Bangladesh still faces high levels of inappropriate infant feeding leading to child undernutrition and delayed development. Effective programs are urgently needed to help reduce undernutrition and improve child development. This study in poor urban communities in Dhaka, Bangladesh, will see if long-term counselling provided by local women to mothers about appropriate infant feeding can improve child’s nutritional status, growth and cognitive function in their children at 5 years.

hSSB1: A key regulator of genome stability and potential cancer therapeutic target

Dr Derek Richard, Dr Emma Bolderson, Prof. Kenneth O'Byrne, Dr Liza Cubeddu (UWS School of Science and Health) via Queensland University of Technology

$599,222 - biochemistry and cell biology

Maintaining genetic stability is essential to protect us from disease such as cancer. It is also clear that once a cancer does form, it changes the genetic code to allow it to grow and evade drugs. This project will help us understand how these processes occur, providing insight into new ways to tackle cancer.


Preventing depression and reducing the impact of aphasia in stroke patients and their caregivers a year post onset via a brief early intervention: a cluster randomised control trial of the Action Success Knowledge (ASK) program.

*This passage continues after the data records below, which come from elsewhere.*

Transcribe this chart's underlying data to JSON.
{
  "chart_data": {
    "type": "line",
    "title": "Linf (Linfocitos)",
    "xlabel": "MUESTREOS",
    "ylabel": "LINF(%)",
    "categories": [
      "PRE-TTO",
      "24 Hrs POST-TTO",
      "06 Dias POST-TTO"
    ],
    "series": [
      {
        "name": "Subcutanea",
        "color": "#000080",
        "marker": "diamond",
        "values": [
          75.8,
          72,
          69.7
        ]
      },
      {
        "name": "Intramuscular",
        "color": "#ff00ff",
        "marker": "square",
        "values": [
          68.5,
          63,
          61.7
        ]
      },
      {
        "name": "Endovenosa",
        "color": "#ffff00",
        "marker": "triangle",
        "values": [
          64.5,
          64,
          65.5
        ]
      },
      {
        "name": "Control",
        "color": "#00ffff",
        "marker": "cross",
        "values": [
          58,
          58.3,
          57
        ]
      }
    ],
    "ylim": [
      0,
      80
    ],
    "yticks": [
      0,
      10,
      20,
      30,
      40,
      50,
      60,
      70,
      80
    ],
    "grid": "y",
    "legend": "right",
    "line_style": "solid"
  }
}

Prof. Linda Worrall, Dr Ian Kneebone (UWS School of Social Sciences and Psychology), Prof. Nina Simmons-Mackie, Dr Asad Khan, Dr Kyla Brown, A/Prof. Tammy Hoffmann, Dr Emma Power, Prof. Leanne Togher, Dr Miranda Rose via University of Queensland

$1,270,185 - clinical sciences

Loss of language after stroke (aphasia) leads to problems with understanding, talking, reading and writing. Aphasia often leads to depression and poorer wellbeing for the person with aphasia and the caregiver. Our research has a) identified what it takes to live successfully with aphasia, b) translated the results to a program called ASK, and c) piloted ASK with promising outcomes in reducing symptoms of depression. We will measure the impact of ASK at 12 months post stroke.